The Quarto was made up of pirated versions of the plays that circulated during Shakespeare’s lifetime — he died in 1616.

he new edition is the work of an international team of academic experts and directors, led by Jonathan Bate, professor of Shakespeare and Renaissance literature at the University of Warwick, and Eric Rasmussen, professor of English at the University of Nevada.

While directors will remain free to cut or add lines, the new texts, says the RSC, “will form the base text provided for every director working with the company”. Rehearsals for forthcoming RSC shows of Macbeth, Twelfth Night and Richard II are using the new texts.

In Romeo and Juliet, the tragedy is more brutal and less sentimental in the new version. Most previous editions instruct the actress to kiss the dead Romeo and then stab herself, as if to portray the last kiss as restorative.

In the Folio version there is no instruction for Juliet to kiss Romeo. Indeed, the stage instruction to kiss occurs only seven times in the Complete Works.

In King Lear, which is currently being played for the RSC by Sir Ian McKellen, the tragedy in the new version is presented in almost wholly personal terms, rather than as a dynastic disaster.

In the version based on the First Folio, references to the threat of an invasion from France are removed so it seems that Lear’s age and emotional entanglements with his daughters are responsible for his tragic decline and not his anxieties about threats to his kingdom.

In the received version of Othello, the stage directions point to a tender moment showing the protagonist’s horror at killing his wife: his last act is to kiss her corpse before he kills himself. There is no such moment in the Folio and Othello comes across as self-obsessed to the end.

In Hamlet, the fourth soliloquy, in which the prince speaks of avenging his father’s death, will be cut in the new edition, losing the lines:O, from this time forth, My thoughts be bloody, or be nothing worth!

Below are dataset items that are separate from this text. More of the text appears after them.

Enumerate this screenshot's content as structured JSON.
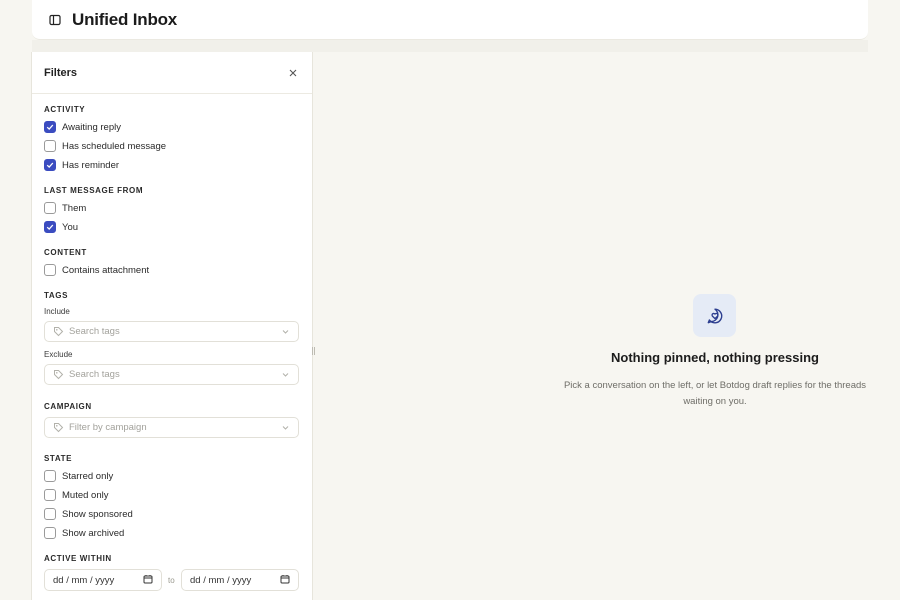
{
  "header": {
    "title": "Unified Inbox",
    "toggle_icon": "sidebar-toggle-icon"
  },
  "filters": {
    "title": "Filters",
    "activity": {
      "title": "ACTIVITY",
      "items": [
        {
          "label": "Awaiting reply",
          "checked": true
        },
        {
          "label": "Has scheduled message",
          "checked": false
        },
        {
          "label": "Has reminder",
          "checked": true
        }
      ]
    },
    "last_message_from": {
      "title": "LAST MESSAGE FROM",
      "items": [
        {
          "label": "Them",
          "checked": false
        },
        {
          "label": "You",
          "checked": true
        }
      ]
    },
    "content": {
      "title": "CONTENT",
      "items": [
        {
          "label": "Contains attachment",
          "checked": false
        }
      ]
    },
    "tags": {
      "title": "TAGS",
      "include_label": "Include",
      "include_placeholder": "Search tags",
      "exclude_label": "Exclude",
      "exclude_placeholder": "Search tags"
    },
    "campaign": {
      "title": "CAMPAIGN",
      "placeholder": "Filter by campaign"
    },
    "state": {
      "title": "STATE",
      "items": [
        {
          "label": "Starred only",
          "checked": false
        },
        {
          "label": "Muted only",
          "checked": false
        },
        {
          "label": "Show sponsored",
          "checked": false
        },
        {
          "label": "Show archived",
          "checked": false
        }
      ]
    },
    "active_within": {
      "title": "ACTIVE WITHIN",
      "from_placeholder": "dd / mm / yyyy",
      "to_label": "to",
      "to_placeholder": "dd / mm / yyyy"
    }
  },
  "empty_state": {
    "title": "Nothing pinned, nothing pressing",
    "body": "Pick a conversation on the left, or let Botdog draft replies for the threads waiting on you.",
    "icon": "chat-heart-icon"
  },
  "colors": {
    "accent": "#3b4cc0",
    "background": "#f7f6f1",
    "icon_bg": "#e5ebf6",
    "icon_fg": "#2c3e8f"
  }
}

According to Bate, the text of the new edition shows Shakespeare’s works to be far cruder and loaded with more sexual innuendo and humour than editors have in the past acknowledged.

He said the Folio’s original editors were actors and that the RSC was the modern equivalent: “For a Shakespeare scholar, editing the complete works is like climbing Everest. I am astonished that nobody has ever done this before.”

René Weis, professor of English at University College London and author of the recent biography entitled Shakespeare Revealed, said: “This whole project [will] make people look again at one of the greatest single books of all time.”